[Coco] help with C problem

[James Jones]

Bob Devries wrote:
> To all you C gurus: I have a problem with compiling the following code:
> 
> char *
> strhcpy(s1, s2)
> char *s1;
> char *s2;
> {
>         while ((int)*s2 < 128) { /* line 8*/
>               *s1++ = *s2++;
>               }
>         *s1++ = *s2++ & 0x7F;
>         *s1 = '\0';
>         return (s1);
> }
> 
> The compiler always gives a warning  in line 8:  [Warning] comparison is 
> always true due to limited range of data type
> 
> Can someone PLEASE tell me what I'm doing wrong?

Sorry for the delay.

You're compiling on a system where just plain char is signed. (ANSI/ISO 
C has explicit signedness qualifiers that you can apply to any integral 
types, and grandfathered in the K&R notion that whether just plain 
"char" is signed can vary from compiler to compiler.) Because char is 
signed, no matter what s2 points at, *s2 will be a value between -128 
and 127 inclusive, and hence you'll never get out of the while loop.
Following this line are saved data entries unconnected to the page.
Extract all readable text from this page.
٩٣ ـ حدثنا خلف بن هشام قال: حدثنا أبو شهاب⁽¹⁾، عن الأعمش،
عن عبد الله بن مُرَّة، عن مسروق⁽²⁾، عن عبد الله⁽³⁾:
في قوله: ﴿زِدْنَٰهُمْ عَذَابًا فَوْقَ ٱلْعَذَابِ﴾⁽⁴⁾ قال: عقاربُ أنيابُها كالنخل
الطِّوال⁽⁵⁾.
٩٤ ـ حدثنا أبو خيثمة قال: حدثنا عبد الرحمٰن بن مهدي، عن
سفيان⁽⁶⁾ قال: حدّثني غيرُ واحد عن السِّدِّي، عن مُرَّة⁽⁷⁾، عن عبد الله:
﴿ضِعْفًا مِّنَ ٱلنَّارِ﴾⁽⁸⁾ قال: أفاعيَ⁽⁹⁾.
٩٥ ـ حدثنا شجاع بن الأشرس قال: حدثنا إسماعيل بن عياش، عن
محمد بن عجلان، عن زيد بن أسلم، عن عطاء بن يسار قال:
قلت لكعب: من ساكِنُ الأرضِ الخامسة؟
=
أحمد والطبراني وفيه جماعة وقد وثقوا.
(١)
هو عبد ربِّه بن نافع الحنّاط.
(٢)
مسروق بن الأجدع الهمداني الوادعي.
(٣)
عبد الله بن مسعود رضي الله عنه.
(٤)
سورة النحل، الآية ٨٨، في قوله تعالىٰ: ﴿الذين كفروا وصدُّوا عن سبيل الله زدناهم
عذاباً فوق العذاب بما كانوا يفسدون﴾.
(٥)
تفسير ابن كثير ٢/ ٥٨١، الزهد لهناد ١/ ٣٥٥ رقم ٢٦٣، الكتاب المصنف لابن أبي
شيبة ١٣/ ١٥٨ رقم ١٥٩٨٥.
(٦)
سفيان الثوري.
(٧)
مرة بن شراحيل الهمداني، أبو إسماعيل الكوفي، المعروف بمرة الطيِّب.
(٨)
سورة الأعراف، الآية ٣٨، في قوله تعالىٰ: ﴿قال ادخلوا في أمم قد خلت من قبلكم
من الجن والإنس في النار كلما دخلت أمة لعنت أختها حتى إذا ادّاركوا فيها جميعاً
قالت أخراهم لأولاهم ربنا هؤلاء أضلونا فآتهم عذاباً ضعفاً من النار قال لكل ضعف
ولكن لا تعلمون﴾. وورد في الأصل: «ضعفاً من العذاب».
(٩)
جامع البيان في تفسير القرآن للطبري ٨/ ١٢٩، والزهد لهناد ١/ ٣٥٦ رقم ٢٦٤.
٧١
For such a compiler, you could just as well write

     while ((*s1++ = *s2++) >= 0)
         ;
     s1[-1] &= 0x7f;
     *s1 = '\0';

though writing the loop as

     while (((*s1++ = *s2++) & 0x80) == 0)
         ;

wouldn't depend on the signedness of char. OTOH, on the 6809 it would be 
less efficient, because the first loop would become (if you were lucky 
and s1 and s2 were both in registers)

loop
     lda s1+
     sta s2+
     bge loop

because the load/store sets the condition code, and hence an explicit 
comparison needn't be emitted.

(Well, at least that's what it would do if the compiler were smart 
enough to avoid gratuitous SEX.)

	James

(It's been a long time since I looked at the docs for strhcpy(); does it 
really return the address of the byte where you put the NUL terminator?)

	James